• Codex@lemmy.world
    link
    fedilink
    arrow-up
    1
    ·
    8 months ago

    I’ve gotten back into tinkering on a little Rust game project, it has about a dozen dependencies on various math and gamedev libraries. When I go to build (just like with npm in my JavaScript projects) cargo needs to download and build just over 200 projects. 3 of them build and run “install scripts” which are just also rust programs. I know this because my anti-virus flagged each of them and I had to allow them through so my little roguelike would build.

    Like, what are we even suppose to tell “normal people” about security? “Yeah, don’t download files from people you don’t trust and never run executables from the web. How do I install this programming utility? Blindly run code from over 300 people and hope none of them wanted to sneak something malicious in there.”

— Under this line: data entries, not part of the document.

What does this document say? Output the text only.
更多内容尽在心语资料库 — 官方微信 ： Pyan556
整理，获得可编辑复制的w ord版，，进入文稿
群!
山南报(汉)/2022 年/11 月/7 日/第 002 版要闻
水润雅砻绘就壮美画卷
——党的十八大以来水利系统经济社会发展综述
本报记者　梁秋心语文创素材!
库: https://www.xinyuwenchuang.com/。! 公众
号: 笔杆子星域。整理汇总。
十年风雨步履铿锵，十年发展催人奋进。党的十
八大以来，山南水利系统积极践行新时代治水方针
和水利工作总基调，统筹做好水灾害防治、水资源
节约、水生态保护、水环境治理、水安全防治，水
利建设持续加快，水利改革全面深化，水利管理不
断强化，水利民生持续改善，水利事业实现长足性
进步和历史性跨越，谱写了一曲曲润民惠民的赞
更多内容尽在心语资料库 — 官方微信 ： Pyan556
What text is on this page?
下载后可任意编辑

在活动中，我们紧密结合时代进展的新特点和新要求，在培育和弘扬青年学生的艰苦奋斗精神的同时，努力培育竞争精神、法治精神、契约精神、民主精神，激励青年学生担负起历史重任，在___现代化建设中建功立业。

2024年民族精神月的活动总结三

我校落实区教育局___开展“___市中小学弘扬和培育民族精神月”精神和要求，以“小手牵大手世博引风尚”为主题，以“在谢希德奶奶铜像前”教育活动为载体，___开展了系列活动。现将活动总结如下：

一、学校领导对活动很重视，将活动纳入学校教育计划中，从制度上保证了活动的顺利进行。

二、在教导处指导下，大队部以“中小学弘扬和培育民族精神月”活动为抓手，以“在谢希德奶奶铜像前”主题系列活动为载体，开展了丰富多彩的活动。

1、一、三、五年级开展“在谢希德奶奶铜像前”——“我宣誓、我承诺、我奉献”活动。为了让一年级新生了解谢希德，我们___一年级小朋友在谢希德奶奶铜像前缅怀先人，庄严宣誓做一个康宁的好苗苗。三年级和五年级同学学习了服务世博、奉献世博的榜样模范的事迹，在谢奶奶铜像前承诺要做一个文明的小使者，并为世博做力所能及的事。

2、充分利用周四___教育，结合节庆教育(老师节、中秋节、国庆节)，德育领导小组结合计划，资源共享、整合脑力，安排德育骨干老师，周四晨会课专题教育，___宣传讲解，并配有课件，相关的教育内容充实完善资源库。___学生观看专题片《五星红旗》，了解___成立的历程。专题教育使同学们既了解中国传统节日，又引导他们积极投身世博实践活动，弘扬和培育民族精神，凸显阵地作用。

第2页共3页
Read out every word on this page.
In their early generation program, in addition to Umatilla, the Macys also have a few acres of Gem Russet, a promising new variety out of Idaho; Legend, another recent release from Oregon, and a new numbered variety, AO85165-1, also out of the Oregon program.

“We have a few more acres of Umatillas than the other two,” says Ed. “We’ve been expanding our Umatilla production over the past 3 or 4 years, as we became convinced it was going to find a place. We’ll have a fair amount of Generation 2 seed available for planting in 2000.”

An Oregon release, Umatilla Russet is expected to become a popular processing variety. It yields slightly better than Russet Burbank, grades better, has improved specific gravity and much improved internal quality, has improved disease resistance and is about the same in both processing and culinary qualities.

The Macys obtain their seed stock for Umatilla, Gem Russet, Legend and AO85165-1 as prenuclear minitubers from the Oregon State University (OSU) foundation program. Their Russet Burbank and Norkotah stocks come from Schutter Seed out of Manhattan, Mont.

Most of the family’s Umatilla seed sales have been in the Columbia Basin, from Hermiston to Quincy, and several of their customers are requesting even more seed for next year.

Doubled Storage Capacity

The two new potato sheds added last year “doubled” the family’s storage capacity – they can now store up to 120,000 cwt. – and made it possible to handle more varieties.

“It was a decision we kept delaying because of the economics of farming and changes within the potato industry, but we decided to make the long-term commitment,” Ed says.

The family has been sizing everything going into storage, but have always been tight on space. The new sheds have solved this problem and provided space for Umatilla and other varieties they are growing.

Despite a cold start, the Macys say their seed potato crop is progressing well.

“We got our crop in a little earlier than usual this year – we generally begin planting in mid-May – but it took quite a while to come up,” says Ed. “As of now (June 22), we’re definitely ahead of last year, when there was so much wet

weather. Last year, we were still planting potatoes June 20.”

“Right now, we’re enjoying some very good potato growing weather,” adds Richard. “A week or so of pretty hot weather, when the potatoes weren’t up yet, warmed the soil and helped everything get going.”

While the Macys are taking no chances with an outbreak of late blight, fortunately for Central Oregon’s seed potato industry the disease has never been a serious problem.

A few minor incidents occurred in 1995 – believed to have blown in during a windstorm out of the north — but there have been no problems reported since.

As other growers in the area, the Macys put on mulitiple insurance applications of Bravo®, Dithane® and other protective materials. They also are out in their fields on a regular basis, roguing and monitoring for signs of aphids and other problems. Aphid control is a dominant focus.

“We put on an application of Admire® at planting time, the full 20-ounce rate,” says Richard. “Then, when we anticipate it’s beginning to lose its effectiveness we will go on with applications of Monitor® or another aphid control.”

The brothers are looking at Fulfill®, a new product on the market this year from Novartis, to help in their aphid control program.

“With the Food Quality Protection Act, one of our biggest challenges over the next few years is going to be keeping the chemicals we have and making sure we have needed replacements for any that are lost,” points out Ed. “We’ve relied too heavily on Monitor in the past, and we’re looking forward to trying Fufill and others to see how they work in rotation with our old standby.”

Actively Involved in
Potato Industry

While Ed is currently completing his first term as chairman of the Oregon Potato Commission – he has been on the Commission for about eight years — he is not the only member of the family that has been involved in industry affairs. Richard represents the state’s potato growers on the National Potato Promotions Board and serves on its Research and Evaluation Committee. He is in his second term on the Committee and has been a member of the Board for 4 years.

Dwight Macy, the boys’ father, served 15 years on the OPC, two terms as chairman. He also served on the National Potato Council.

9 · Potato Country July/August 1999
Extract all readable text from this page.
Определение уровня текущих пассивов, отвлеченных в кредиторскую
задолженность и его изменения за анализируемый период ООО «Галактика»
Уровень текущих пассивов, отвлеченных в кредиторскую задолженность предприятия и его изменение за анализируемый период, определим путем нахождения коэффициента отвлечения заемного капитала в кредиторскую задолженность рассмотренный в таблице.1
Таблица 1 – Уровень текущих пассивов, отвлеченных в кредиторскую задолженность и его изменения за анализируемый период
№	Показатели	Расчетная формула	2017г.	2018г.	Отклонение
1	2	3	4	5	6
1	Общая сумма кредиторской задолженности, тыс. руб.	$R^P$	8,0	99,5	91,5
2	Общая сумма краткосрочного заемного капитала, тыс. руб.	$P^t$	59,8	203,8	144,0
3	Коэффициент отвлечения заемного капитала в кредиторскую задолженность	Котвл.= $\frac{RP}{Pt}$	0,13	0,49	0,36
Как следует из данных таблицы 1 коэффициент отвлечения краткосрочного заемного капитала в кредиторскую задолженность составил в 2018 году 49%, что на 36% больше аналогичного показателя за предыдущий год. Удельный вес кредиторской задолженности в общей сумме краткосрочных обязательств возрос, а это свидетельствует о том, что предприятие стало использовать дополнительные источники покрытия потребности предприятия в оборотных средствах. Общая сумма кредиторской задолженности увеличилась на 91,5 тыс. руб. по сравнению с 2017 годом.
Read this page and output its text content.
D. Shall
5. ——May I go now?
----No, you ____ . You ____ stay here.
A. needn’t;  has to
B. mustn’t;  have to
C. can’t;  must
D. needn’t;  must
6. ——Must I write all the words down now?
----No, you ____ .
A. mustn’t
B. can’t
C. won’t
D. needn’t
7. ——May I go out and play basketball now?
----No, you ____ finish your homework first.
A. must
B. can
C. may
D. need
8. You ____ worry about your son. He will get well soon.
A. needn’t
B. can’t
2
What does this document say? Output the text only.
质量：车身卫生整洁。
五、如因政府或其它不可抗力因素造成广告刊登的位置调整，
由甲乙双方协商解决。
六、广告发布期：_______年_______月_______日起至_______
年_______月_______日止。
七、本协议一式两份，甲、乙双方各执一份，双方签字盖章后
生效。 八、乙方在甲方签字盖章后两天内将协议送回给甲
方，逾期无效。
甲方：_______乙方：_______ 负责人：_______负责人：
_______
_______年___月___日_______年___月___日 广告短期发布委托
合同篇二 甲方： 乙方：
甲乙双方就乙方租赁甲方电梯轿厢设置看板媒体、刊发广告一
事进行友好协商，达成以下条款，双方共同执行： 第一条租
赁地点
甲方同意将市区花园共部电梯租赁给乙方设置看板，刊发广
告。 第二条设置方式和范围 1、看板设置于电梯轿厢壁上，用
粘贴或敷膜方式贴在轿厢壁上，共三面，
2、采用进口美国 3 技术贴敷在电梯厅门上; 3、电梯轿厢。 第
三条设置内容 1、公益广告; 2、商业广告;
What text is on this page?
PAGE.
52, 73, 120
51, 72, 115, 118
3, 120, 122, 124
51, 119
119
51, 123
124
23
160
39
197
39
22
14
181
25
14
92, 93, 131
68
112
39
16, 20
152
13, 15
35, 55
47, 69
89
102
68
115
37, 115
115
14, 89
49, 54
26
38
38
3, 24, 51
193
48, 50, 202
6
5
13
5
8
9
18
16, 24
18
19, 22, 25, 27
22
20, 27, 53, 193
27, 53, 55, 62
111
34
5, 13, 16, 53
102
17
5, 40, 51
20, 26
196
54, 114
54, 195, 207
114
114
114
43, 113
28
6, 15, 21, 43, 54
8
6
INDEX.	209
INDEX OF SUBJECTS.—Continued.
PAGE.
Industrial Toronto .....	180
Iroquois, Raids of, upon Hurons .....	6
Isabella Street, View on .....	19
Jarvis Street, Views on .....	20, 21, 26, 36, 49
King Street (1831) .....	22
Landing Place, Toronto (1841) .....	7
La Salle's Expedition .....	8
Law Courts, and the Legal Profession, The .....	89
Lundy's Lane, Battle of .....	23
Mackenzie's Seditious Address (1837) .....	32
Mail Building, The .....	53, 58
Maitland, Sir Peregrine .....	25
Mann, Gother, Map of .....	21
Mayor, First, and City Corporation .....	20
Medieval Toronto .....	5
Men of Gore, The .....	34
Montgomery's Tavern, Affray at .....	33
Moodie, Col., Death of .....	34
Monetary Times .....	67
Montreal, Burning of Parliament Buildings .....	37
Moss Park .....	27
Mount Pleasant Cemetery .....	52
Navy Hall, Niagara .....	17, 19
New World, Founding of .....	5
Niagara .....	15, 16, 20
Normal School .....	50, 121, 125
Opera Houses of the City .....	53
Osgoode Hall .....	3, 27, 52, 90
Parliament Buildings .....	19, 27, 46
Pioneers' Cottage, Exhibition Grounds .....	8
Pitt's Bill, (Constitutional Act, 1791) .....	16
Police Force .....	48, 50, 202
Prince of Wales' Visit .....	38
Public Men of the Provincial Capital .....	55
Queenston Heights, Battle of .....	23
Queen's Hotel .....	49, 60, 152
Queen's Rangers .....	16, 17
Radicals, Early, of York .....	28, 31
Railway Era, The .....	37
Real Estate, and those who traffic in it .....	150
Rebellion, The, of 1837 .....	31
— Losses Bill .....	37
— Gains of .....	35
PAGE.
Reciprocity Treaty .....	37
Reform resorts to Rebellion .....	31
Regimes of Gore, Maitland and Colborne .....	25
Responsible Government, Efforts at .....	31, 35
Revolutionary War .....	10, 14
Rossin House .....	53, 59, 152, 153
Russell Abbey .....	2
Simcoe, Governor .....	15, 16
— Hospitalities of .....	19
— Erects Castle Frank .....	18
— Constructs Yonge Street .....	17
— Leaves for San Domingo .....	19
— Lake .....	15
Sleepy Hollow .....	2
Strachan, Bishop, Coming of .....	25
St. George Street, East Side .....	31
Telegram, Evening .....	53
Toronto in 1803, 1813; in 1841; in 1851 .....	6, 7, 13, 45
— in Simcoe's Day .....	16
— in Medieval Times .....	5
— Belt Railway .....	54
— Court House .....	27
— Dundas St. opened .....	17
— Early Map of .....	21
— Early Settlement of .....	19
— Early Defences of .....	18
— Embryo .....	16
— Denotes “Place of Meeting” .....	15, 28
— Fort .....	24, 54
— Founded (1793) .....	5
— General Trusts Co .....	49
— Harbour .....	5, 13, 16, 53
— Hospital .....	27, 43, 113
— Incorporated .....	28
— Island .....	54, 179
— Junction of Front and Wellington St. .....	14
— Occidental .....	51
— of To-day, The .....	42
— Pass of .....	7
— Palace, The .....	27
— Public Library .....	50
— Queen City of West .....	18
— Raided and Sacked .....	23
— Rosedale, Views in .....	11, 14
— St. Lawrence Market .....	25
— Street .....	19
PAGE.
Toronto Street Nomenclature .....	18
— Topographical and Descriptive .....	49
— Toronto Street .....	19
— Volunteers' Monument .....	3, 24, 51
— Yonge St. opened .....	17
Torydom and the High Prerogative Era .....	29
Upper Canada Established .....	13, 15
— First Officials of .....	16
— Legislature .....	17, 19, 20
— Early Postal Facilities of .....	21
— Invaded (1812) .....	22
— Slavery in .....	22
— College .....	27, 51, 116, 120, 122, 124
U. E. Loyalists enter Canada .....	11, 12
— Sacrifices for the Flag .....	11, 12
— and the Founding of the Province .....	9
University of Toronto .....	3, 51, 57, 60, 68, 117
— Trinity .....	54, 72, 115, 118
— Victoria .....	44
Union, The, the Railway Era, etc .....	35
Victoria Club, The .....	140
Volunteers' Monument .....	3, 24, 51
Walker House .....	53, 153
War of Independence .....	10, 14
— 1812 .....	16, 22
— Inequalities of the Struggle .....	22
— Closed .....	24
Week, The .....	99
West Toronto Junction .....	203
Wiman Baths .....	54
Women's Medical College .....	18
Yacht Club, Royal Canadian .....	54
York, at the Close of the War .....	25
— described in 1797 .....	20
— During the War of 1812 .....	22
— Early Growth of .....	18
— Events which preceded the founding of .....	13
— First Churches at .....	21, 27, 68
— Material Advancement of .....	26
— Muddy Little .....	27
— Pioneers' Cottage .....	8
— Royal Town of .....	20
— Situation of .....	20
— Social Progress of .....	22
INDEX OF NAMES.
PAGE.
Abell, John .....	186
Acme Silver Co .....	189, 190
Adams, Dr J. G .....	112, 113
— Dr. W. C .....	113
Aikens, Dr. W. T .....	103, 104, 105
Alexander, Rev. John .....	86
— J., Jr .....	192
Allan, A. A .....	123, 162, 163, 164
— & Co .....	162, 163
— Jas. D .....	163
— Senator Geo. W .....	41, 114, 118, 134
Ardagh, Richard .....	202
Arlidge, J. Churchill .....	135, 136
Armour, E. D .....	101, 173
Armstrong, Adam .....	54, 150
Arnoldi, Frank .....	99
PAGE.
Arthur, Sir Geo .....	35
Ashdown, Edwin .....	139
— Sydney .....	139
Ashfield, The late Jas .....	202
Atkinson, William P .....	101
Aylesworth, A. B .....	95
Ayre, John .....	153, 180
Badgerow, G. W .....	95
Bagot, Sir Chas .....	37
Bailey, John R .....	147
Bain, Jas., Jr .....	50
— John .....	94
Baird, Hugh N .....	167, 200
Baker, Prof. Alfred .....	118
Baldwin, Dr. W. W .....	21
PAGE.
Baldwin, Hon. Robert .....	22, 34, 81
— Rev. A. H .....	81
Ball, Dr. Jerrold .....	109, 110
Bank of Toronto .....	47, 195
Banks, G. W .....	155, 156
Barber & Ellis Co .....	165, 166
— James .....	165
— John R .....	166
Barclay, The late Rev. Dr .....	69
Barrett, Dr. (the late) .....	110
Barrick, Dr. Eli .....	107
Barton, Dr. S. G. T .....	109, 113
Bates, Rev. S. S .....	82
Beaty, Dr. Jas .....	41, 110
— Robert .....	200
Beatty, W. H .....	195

    I don’t want to go back to the days of hand chisling every routine into bare silicon by hand, but i feel l like there must be a better system we just haven’t devised yet.

    • RegalPotoo@lemmy.world
      link
      fedilink
      English
      arrow-up
      1
      ·
      edit-2
      8 months ago

      It’s a really wicked problem to be sure. There is work underway in a bunch of places around different approaches to this; take a look at SBoM (software bill-of-materials) and reproducible builds. Doesn’t totally address the trust issue (the malicious xz releases had good gpg signatures from a trusted contributor), but makes it easier to spot binary tampering.

    • trolololol@lemmy.world
      link
      fedilink
      arrow-up
      1
      ·
      8 months ago

      I’m not familiar with rust but at least for java there’s a owasp plugin that tells you if you’re using an unsafe library.